Ask yourself this simple question: would you rather know that you might have gotten infected with COVID, or would you rather know where you first searched on Shazam for The Weeknd's Blinding Lights?

What makes Apple's double standards even worse is that an optional QR code scan compromises one's privacy to a far lesser degree than GPS access. Every location on Earth has GPS coordinates, but only a limited number of venues have QR codes at the entrance--and GPS is far more granular. And once you've granted an app GPS access, it can track you all the time, while you will always be in control when a QR code is scanned. But even if Shazam and the rejected version of the UK's contact-tracing app relied on the same method to determine your location, it's just unacceptable to have no qualms about collecting location data for music marketing purposes while prohibiting this when human lives are on the line.

The only consistency here is that Apple's leadership's approach to COVID is generally questionable, and its return-to-work plan has drawn well-founded criticism from many employees.

Today I tweeted about this Shazam v. contact tracing inconsistency (this post continues below the tweet):

I then decided to also write this blog post so as to ensure that many more of my readers, who include many decision makers and multipliers, would become aware of this.

There's a lot more that one could discuss when it comes to Apple, privacy, and hypocrisy. For now, instead of going into detail, let me just touch on a few items quickly:

  • CNBC: Apple’s privacy reputation is at risk with the changes it announced (about its identification of objectionable/illegal images on users' phones)

    This tweet sums it up nicely ("What happens on your iPhone, stays on your iPhone -- but we'll take a peek"):

  • Last month, a Bloomberg Law article on standard-essential patent (SEP) policy mentioned that "Apple and other tech companies, meanwhile, also are lobbying for state laws that could address what they view as anticompetitive behavior from some patent owners." (emphasis added)

    Hey, that's the same Apple that has been telling state legislatures in Arizona and many other states that they shouldn't legislate on mobile app stores (and I guess Apple is not exactly a fan of right-to-repair state laws either). By the way, patent law is exclusively federal law...

  • A couple of months ago, a Nokia policy officer noted on LinkedIn that Apple opposes value-based (ad valorem, percentage of sales) SEP royalties but taxes app developers at a rate of 30% (which Judge Yvonne Gonzalez Rogers accurately summed up in her examination of Apple CEO Tim Cook as "charging the gamers to subsidize Wells Fargo"). Almost a decade ago, Apple wrote a letter to the Senate Judiciary Committee's leadership (a rebuttal of patent-licensing arguments made by Google) in which Apple used an analogy and said that all car drivers pay the same highway toll, whether they own a jalopy or a new sports car. Apple's 2019 FRAND policy statement, which is Cupertino's current position on SEPs to the best of my knowledge, advocates the "use of a common royalty base and rate."
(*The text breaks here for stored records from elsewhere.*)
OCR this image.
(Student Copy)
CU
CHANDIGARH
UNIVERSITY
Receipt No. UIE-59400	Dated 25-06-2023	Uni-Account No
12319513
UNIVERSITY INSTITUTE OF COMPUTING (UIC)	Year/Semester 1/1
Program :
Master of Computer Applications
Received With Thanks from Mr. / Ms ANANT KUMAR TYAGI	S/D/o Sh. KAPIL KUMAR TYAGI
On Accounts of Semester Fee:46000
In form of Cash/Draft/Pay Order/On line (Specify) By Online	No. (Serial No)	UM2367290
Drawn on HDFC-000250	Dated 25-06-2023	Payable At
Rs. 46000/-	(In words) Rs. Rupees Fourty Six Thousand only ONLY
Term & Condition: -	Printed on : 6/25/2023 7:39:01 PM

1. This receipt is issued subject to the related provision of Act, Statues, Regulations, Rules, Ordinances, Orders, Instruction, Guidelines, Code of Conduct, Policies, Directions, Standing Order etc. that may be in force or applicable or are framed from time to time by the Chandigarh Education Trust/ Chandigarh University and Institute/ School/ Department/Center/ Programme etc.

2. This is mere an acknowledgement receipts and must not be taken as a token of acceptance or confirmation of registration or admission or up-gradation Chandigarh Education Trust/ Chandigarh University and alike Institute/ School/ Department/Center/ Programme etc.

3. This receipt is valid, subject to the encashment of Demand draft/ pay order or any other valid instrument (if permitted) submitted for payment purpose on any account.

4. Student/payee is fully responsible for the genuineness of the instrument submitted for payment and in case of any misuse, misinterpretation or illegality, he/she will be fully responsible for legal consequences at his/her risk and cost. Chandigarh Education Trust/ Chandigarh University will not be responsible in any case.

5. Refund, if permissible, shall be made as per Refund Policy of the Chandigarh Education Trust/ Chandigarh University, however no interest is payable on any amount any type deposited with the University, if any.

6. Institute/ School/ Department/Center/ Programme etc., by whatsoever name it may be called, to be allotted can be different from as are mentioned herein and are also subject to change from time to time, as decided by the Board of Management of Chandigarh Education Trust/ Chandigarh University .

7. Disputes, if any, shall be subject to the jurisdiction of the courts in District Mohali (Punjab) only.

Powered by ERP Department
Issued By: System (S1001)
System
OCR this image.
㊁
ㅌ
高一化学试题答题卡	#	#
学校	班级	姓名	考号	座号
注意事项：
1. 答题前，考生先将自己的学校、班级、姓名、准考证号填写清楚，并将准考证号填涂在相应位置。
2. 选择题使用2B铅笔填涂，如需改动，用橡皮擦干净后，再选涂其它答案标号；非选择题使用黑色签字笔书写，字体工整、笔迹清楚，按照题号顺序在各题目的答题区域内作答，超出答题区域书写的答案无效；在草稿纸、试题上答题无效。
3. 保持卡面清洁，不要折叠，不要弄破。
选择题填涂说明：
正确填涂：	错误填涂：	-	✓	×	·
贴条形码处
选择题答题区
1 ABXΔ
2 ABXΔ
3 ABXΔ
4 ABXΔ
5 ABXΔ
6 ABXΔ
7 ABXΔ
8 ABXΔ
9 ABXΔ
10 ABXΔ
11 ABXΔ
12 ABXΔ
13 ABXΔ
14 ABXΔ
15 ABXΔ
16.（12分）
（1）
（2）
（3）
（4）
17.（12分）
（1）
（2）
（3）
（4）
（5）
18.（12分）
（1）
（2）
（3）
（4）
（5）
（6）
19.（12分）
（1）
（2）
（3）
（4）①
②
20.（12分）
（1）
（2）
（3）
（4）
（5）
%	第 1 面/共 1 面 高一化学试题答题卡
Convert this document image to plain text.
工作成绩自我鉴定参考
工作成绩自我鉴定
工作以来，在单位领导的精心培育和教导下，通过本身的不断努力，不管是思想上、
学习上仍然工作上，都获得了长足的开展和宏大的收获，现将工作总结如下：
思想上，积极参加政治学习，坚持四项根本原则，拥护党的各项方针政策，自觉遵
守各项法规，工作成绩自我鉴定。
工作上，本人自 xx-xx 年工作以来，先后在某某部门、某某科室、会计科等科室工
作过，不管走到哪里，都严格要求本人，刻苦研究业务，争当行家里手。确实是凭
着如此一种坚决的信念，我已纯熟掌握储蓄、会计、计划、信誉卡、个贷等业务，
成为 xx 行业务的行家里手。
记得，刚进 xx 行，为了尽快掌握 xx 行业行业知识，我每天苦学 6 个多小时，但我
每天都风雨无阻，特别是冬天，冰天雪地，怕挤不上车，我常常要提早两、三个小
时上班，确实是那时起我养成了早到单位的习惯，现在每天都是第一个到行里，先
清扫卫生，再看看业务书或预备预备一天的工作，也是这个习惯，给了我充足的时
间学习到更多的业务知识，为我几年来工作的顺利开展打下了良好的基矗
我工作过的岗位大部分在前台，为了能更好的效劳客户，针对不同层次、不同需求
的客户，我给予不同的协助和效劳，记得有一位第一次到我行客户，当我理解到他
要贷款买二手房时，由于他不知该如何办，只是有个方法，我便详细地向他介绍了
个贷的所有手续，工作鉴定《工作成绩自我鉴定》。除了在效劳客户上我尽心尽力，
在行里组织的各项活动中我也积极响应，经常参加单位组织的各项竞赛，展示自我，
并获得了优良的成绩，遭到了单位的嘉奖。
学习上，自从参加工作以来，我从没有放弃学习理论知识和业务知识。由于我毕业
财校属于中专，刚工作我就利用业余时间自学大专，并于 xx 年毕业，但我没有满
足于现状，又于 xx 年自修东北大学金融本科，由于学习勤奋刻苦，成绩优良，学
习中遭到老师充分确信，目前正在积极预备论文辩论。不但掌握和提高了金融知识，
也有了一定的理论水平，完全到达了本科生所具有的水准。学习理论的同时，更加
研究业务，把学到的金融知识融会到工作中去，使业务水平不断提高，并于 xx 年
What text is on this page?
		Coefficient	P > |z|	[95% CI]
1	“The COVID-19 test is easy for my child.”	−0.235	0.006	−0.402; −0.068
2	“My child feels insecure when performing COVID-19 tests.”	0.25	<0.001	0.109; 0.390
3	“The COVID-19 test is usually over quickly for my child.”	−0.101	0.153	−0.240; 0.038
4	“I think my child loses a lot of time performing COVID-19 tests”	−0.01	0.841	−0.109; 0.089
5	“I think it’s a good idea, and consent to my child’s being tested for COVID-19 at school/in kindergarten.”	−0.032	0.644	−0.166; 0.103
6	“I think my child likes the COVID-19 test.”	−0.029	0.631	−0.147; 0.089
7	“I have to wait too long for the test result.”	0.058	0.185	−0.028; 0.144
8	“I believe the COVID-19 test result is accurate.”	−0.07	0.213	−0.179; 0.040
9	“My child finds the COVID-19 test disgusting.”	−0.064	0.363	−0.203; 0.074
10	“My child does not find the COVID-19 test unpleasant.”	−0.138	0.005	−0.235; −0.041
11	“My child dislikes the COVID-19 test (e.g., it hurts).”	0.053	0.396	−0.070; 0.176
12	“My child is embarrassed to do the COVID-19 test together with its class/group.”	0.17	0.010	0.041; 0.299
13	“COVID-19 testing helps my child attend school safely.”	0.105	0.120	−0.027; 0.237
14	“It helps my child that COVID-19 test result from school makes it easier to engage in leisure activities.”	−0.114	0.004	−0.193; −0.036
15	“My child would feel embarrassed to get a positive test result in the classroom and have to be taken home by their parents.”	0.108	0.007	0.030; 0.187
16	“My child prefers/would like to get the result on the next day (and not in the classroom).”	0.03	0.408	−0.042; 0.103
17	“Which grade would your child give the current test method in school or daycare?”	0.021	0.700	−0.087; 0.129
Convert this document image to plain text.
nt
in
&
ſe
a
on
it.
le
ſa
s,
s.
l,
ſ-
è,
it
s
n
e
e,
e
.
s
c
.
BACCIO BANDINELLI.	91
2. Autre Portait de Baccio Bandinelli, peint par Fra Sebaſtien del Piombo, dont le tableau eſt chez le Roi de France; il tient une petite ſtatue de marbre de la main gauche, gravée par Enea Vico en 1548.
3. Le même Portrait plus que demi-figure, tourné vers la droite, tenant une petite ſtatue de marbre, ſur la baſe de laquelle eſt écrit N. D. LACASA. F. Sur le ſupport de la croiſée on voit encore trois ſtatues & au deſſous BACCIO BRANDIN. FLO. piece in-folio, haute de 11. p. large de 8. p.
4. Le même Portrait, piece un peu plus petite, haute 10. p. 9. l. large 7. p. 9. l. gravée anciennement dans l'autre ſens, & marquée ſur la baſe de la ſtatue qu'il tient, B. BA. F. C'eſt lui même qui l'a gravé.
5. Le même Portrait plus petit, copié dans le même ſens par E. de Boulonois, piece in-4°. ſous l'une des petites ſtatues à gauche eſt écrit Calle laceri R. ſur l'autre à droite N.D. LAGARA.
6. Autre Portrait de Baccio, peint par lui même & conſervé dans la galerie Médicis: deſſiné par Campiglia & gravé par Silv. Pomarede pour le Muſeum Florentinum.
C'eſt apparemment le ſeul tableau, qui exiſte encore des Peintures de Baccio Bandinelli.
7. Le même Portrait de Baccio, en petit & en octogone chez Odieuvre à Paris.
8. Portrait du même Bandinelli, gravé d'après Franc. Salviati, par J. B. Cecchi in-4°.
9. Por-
    SEPs v. apps inconsistencies are an interesting topic that I may address more specifically on some other occasion.

In closing, let me just point you to this Reuters article by Foo Yun Chee, who was told by the Euroepan Commission's antitrust chief, Executive Vice President Magrethe Vestager, that Apple should not use privacy (and security) for "a shield against competition, because [the EU competition commissioner] think[s] customers will not give up neither security nor privacy if they use another app store or if they sideload."

In my own company's antitrust complaints against Apple, I describe alternative app stores as the best remedy.